We are committed as a family to becoming fluent in ASL and having that be Cece's first language.  I also want her to be able to learn English, through reading and writing, and also through hearing it spoken.  We have decided she will get cochlear implants, and her surgery is scheduled in 2 weeks.  After much prayer and discussion, we have decided to do bilateral sequential cochlear implants, which means Cece will get one ear implanted now, and if all goes well, she will have the other ear implanted in a few months.

The success rate for implantation with ANSD is high (which is why our insurance authorized bilateral implants with no fight from us -- a big shock!), but there is a higher failure rate with ANSD recipients than sensory neuro hearing loss recipients.  There is really no way to predict if Cece's brain will be able to process the information from the CI because of the way ANSD affects her brain.

We have gone back and forth on doing a bilateral simultaneous implantation or a bilateral sequential.  A major con to doing sequential is that the second ear often does not do as well as the first, having lost a few months of learning.  A major con to doing simultaneous is if the implants are unsuccessful and Cece went through all of the surgery and extensive therapies for nothing.

What it came down to, for me, was this:  I can live with the regret when (if?) the implantation is successful on one ear, and her second ear has lost some months of hearing in stereo.  I cannot live with the regret if the implantation is unsuccessful and we put Cece through everything and destroyed both of her ears. 

Cochlear Implants can be controversial.  I do not believe Cece is broken and needs to be fixed.  I do want her to have access to all the tools that I can give her.  Hearing is a sense.  Learning how to speak because she can hear sounds is a skill.  ASL is a language.  I want her to be able to utilize all of these things.

And, music.

I want Cece to be able to experience hearing music.

We have done a lot of research over the past couple of years on CIs.  I have talked with and read accounts of people with CIs -- the good, the bad, and the ugly.  I have been resistant to the idea of getting them because for so long, Cece was doing well and responding to sounds.  But then, as Lori puts it, her ANSD "kicked in" and everything shifted.  Her sound booths show no response to sound, which is the equivalent of a profound hearing loss.  

So this is where we are at.  I want Cece to have it all.  The ability to be in the Deaf world and the hearing world.  To be fluent in ASL and spoken English.  To continue with our ASL efforts and to attend ASL preschool when she turns 3.  And, if everything goes well with her cochlear implants, to be able to process sounds and learn to speak.

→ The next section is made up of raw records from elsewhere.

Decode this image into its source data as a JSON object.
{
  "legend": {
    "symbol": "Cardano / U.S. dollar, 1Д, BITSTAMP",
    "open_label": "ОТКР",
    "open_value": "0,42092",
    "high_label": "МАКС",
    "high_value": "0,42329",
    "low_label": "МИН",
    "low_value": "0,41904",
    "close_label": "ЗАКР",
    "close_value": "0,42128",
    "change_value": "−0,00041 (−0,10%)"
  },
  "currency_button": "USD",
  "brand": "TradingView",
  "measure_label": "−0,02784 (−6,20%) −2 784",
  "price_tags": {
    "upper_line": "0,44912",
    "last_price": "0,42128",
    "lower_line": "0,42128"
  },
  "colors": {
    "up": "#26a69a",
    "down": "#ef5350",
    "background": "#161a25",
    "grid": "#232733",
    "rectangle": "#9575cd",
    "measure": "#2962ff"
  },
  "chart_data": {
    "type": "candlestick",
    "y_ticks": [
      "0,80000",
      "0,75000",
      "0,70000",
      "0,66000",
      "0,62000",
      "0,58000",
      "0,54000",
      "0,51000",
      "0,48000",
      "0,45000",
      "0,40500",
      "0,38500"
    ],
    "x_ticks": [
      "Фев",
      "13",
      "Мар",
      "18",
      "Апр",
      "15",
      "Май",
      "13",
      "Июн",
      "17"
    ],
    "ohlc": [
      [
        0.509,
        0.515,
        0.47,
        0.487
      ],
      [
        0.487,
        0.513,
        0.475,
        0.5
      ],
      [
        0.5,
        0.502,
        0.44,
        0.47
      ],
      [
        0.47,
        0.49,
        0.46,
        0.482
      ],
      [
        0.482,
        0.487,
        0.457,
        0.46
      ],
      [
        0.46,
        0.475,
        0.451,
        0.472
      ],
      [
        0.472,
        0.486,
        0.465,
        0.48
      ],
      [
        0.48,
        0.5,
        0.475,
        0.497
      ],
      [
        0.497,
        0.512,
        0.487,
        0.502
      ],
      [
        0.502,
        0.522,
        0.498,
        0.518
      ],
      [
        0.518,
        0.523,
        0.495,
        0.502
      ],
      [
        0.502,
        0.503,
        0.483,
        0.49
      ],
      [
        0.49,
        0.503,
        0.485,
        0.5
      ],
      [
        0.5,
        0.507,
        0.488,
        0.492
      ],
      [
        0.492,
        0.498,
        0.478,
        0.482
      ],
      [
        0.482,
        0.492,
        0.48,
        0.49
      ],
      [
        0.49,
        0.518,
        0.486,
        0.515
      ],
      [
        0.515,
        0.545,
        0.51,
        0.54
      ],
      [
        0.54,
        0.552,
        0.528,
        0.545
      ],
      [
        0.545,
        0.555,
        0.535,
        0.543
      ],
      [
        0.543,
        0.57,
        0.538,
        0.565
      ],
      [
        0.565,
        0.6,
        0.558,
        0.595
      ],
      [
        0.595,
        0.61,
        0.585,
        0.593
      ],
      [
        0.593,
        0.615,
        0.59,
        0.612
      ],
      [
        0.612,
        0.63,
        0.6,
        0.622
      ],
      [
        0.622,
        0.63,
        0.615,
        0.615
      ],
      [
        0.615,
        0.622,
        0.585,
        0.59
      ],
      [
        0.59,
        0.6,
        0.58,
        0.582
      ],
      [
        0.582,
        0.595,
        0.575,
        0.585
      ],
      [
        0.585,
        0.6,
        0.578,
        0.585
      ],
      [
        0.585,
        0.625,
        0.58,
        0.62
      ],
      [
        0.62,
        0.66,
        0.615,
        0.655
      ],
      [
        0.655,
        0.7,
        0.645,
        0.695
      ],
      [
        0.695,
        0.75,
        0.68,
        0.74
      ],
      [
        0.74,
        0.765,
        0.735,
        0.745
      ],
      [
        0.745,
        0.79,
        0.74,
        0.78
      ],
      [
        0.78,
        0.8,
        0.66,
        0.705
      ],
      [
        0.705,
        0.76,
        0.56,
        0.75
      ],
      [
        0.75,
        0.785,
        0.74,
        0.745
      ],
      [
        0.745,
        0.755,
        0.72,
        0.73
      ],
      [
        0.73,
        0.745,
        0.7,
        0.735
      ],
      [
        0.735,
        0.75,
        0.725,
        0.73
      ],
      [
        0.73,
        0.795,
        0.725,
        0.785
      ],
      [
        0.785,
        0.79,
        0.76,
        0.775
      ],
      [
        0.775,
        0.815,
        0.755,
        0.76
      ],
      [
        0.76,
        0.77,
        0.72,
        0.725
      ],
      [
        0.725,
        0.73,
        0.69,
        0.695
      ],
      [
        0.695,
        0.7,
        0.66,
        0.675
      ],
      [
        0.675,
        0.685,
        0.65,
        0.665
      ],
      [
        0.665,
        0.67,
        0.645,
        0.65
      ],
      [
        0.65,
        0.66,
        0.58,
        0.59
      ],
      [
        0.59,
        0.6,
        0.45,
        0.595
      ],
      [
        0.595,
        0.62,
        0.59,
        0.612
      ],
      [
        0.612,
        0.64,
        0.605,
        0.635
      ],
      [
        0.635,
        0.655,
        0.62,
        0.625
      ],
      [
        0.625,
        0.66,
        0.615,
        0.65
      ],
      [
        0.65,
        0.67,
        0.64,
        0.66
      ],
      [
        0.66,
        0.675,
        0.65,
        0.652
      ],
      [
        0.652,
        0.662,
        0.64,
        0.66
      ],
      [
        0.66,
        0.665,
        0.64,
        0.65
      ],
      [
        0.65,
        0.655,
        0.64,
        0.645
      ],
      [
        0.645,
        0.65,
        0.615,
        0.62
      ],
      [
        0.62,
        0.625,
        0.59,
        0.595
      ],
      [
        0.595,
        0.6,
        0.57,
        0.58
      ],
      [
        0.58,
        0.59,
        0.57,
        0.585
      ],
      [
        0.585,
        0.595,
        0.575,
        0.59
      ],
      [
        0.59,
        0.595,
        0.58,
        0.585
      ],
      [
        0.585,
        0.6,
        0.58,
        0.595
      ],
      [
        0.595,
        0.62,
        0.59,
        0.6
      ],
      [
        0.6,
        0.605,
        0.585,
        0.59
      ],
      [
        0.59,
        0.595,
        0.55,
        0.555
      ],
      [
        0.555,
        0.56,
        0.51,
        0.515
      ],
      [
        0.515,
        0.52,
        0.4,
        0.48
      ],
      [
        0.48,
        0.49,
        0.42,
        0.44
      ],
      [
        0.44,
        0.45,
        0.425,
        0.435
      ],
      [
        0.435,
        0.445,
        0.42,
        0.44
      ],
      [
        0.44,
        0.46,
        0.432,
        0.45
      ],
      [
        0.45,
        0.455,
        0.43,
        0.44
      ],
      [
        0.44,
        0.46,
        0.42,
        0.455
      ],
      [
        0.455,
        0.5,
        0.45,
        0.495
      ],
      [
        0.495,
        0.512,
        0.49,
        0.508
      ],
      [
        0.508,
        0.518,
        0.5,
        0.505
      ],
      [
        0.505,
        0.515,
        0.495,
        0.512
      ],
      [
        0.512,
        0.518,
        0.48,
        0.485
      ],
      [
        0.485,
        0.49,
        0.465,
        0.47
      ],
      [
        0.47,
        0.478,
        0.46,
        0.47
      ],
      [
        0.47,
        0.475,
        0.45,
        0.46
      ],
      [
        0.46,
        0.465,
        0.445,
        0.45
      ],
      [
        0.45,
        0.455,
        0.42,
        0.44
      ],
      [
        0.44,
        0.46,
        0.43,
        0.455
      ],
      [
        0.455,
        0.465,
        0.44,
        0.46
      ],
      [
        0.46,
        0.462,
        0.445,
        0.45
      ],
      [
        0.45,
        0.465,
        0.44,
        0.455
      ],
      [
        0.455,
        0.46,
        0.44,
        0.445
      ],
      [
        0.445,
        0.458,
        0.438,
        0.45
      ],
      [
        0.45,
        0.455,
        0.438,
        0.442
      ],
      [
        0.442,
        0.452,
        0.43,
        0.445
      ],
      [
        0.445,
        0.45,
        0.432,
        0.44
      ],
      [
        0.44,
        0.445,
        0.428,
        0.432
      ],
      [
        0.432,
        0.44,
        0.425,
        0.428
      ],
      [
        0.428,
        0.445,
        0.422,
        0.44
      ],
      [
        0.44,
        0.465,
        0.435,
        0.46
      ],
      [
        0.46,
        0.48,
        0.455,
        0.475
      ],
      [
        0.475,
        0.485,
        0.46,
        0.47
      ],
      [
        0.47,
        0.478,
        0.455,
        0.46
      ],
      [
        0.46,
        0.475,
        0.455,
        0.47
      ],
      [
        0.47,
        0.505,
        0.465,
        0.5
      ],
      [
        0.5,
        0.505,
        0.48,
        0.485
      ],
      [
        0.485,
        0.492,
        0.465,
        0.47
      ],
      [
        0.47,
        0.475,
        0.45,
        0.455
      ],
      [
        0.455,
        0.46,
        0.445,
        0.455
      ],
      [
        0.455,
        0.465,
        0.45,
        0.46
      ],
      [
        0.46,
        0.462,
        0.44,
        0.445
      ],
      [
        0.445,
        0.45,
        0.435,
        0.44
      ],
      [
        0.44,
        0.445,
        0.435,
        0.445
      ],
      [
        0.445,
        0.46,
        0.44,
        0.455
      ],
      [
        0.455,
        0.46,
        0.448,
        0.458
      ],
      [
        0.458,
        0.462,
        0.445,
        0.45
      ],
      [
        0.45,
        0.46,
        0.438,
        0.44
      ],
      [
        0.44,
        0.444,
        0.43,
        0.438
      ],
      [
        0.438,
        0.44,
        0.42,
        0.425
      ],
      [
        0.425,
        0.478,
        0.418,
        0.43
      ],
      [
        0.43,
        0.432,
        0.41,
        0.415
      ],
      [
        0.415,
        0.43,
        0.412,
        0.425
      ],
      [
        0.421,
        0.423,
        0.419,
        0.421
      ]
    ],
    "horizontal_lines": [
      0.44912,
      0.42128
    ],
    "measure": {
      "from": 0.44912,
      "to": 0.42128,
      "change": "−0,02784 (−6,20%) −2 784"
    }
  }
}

Please pray for Cece that, first of all, her surgery goes well and she recovers quickly (surgery on January 15).  And then we need lots of prayers that she will do well with her therapies after surgery and that she will learn how to hear with her CIs.



2 comments:

Linder said...

We will keep you all in our prayers. You are a wonderful mother!

Kristel said...

Cece is so fortunate to have you as her advocate. I love that you are committed to both ASL and the hearing world. It doesn't have to be either/or!